I really liked when you were summarizing Bylund's ideas in the "what is money" section. Thinking about a typical bartering system being implemented into our modern day economy is an interesting thought. I got to thinking about if we were in fact able to negotiate within systems like grocery stores or retail spaces. This is not the system because Walmart doesn't need my money enough to negotiate. If I want to buy something, I can either pay full price or not get it. If there came a time where the economy did a 360 turn would there be a possibility for this system to be active? I don't know the answer to this.

In stores, the price of something is already set, and includes the production cost, transportation, staffing of the store, and a mark-up for the store’s profit. There is no opportunity for an individual to barter on prices, or exchange goods for what they would like to purchase.

Because gold was removed from the value of the dollar, and the dollar was removed as a baseline for other currencies, the exchange rates and values of currencies around the world can now vary wildly.

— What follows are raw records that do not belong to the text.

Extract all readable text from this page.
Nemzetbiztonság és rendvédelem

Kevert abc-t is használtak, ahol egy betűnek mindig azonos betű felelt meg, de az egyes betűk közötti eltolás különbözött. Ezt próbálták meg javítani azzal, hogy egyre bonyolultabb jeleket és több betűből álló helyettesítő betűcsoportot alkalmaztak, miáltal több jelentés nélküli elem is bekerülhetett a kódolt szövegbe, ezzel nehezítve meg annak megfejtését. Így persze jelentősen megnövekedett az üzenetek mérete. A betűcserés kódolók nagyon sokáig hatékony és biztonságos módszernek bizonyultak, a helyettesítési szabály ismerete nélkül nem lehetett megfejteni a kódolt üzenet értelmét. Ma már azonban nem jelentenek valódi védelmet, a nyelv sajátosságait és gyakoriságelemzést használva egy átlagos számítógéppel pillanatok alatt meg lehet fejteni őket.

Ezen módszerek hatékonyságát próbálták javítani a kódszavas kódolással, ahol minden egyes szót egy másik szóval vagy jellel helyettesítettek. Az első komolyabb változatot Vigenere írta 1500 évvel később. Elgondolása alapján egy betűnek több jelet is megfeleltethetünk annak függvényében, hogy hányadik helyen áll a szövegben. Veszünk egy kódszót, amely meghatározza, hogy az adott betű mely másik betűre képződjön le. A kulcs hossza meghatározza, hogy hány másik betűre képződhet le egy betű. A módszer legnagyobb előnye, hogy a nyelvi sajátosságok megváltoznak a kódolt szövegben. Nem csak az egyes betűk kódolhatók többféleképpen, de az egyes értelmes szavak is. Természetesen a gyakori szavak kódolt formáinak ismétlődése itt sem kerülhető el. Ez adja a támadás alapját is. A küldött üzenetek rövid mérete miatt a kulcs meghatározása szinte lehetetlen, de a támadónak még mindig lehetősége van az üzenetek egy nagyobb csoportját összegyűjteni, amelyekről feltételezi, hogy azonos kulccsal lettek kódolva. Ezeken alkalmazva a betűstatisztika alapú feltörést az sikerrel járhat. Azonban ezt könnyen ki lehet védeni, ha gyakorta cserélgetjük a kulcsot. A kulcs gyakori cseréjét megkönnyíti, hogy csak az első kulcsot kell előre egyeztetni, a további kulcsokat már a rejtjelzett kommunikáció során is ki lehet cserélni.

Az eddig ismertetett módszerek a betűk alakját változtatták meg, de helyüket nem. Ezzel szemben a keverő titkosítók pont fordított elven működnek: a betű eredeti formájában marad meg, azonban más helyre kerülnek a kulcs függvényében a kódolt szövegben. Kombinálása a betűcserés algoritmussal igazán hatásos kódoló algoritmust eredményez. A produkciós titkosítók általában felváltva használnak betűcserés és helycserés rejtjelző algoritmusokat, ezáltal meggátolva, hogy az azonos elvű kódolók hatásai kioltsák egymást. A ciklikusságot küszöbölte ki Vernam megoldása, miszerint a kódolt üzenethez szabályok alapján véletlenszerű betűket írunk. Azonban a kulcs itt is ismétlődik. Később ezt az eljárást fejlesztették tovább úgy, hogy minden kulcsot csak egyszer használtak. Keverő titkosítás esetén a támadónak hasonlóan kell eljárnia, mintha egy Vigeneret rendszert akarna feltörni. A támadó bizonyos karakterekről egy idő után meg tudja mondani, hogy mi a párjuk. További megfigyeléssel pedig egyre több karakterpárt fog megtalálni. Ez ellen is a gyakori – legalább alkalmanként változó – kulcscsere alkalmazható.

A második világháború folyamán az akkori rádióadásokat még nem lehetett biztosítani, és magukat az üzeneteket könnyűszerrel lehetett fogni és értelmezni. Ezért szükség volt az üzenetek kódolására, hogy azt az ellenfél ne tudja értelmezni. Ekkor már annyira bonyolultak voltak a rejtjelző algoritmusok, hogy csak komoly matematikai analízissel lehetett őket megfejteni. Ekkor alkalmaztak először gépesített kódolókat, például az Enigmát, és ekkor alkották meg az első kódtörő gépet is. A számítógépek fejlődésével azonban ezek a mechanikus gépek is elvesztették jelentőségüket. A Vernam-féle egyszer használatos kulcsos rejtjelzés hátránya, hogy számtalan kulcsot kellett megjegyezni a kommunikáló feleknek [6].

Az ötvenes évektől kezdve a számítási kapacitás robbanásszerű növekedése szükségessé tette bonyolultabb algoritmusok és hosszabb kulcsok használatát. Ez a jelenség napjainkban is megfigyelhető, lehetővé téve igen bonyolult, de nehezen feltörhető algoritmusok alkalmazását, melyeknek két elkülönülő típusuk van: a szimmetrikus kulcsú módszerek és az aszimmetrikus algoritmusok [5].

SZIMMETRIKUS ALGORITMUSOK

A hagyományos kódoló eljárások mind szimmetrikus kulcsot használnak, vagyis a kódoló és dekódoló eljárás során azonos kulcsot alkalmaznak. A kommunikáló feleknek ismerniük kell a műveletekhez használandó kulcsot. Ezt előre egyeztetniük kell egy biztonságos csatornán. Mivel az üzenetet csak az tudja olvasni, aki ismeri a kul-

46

This is also a very interesting thing to dive into. The US dollar used to be backed with gold which is what gave it its value, now it is not backed in gold. So the question becomes, how do we compare our currency to that of other countries? How do we justify the value of an American dollar, when in reality, there is no actual value. This is an interesting concept to think about.

The section on the quote "money is the root of all evil" is the section that I personally was the most interested in when I was reading through the material. I think you did a good job at summarizing the main points made. Personally, I really agree with your very last comment:

As Rand says, money cannot buy values.

Your formatting was really good, and your writing over all was very easy to follow. Many of the essays that I have read up until this point had poor formatting, however your formatting was spot on. Great job on this report overall.